Due to the nature of our off-farm jobs, we cannot engage in consulting or giving advice to any organic farmer.  However, we hope to change this in the future.  Please check back.  We currently have no budget and this website is provided as a "free" service.   We hope to get funding someday to support our educational efforts.

Can local ordinances be enacted to protect local citizens from restricted use agricultural pesticides?

Not really. SD State law preempts local governments' ability to regulate the use of pesticides. Refer to SDCL 39-1-17.


How do I file a complaint with the FAA?

The FAA SDCO office in Rapid City, SD, is the agency to report a complaint.

3501 5th St.
Rapid City, SD 57701
Phone: (605) 737-3050 Fax: (605) 737-3069
Email the Office
7:30 a.m. to 4:00 p.m., Monday - Friday, Mountain Time


My test results came back higher than EPA allowances. Should I report it?

It is up to you to decide.  We reported our incident to the EPA using their online form for reporting violations. They will not contact you back and will not respond to inquiries about your complaint.


Should I contact the crop applicator directly?

Yes! As soon as you suspect drift, send preferably a certified letter stating the details and facts of the event to the applicator.  Some states have a timeline in which to report the incident.

When should I contact the SD State pesticide regulation office?

Within 24 hours!  As soon as you suspect drift, contact the state pesticide compliance office and file a complaint. You can do this over the phone or use the online complaint form found on the website.

How much does a private investigation cost?

I strongly recommend that you carry out your own investigation in addition to the state. Hiring someone is expensive. Each sample is $750-1000 for three screens and a few individual screens.  If you get sprayed, send in your clothing and a good hair sample.  If you can afford it, cut of a good 2 inches of hair for sampling.  Pesticide sampling is expensive.  The Prairiesun Organics investigation was around $10,000.  We have included a PDF sample of that report on this website. You can use that as your guide.
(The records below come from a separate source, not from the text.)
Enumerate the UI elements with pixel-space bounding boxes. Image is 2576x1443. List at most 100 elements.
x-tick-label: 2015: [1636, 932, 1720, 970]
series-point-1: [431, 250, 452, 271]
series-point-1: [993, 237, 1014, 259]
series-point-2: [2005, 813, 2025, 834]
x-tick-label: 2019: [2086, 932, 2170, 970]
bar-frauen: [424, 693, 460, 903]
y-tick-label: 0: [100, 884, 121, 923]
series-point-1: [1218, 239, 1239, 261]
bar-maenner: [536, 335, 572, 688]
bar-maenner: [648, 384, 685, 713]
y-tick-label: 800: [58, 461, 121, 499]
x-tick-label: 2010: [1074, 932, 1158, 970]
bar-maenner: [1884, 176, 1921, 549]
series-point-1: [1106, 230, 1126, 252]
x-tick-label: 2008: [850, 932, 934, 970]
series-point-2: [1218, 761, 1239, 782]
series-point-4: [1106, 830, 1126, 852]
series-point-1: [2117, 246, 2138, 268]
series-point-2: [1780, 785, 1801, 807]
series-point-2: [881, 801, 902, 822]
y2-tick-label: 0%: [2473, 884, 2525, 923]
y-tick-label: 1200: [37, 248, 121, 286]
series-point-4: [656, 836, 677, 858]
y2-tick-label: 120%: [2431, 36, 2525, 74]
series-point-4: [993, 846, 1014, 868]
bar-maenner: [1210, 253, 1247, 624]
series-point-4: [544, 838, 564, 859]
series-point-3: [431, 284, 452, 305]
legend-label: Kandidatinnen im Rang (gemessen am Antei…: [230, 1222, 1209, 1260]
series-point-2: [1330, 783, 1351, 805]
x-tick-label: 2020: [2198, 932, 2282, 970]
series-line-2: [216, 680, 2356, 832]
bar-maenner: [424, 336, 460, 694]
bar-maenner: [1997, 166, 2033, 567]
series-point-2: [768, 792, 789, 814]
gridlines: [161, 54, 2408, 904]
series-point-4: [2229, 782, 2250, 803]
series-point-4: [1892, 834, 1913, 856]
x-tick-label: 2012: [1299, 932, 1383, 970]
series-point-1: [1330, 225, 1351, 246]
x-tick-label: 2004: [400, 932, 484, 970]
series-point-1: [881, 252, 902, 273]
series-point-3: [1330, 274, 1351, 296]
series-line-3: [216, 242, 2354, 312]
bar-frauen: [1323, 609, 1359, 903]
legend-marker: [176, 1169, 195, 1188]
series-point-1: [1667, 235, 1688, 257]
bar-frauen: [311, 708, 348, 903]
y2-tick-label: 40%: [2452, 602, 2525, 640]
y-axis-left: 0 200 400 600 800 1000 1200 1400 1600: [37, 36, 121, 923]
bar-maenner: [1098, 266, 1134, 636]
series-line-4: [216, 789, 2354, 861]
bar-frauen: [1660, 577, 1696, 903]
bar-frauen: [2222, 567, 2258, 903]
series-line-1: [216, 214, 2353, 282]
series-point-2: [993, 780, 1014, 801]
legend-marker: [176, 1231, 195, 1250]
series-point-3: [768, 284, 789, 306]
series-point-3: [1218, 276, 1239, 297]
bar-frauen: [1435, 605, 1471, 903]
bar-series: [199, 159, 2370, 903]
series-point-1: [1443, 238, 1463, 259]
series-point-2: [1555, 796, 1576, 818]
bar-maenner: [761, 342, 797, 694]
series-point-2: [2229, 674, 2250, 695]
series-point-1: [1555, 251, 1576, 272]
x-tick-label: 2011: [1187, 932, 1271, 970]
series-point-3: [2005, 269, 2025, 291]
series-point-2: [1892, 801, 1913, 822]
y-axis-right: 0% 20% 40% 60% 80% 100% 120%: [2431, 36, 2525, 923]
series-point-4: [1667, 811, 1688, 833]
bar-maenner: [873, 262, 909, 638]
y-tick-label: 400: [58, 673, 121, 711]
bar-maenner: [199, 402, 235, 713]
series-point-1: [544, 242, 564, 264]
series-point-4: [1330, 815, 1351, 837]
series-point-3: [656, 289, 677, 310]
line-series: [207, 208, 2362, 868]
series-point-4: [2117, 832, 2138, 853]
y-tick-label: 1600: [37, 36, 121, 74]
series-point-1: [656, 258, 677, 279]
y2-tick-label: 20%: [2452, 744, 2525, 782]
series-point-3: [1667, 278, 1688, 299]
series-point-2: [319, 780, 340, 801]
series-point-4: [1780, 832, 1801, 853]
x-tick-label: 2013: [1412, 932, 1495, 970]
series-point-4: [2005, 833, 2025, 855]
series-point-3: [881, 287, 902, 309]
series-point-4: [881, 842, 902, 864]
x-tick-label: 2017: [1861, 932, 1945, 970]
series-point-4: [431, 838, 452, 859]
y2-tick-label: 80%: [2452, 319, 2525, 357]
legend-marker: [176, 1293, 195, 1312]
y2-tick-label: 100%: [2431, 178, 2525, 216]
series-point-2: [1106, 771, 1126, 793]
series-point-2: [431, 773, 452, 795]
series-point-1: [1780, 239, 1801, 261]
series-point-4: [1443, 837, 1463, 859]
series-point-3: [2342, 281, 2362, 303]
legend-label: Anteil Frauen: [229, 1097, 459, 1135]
If you wish to hire someone to write and compile the report, please contact us.


Should I take my own samples and send them in or just rely on the State of SD Dept of Ag inspector to take samples?

I would recommend taking multiple samples and running as many screens as possible for several reasons. 1) You will need them for your organic certifier as part of your response to suspected contamination, 2) the State of SD process is extremely lengthy and slow, 3) you may find chemical residue not reportedly sprayed by the applicator bringing negligence to view, 4) the State will not run a full set of screens at the taxpayer expense.  Be sure to Label them with a unique identifier and keep a 2nd identical sample in your freezer.


Should I pursue civil litigation?

Here is our experience with this.  Since the State of SD does not require liability insurance, and the commercial applicator may not have insurance, nor give it up in an effort to protect himself from claims, you may not have any choice but to sue the commercial applicator to recover your losses.  This type of civil law suit is very expensive under tort law, and "may" not be covered on a contingency basis.  The cost of the retainer and legal fees will depend on the complexities of the case.  Finding an experienced attorney in this area is challenging.  We plan to keep you updated on this as the Prairiesun Organics case unfolds.  Filing in small claims court likely will result in it getting kicked up to circuit court, so it is probably not worth your time as we have been informed.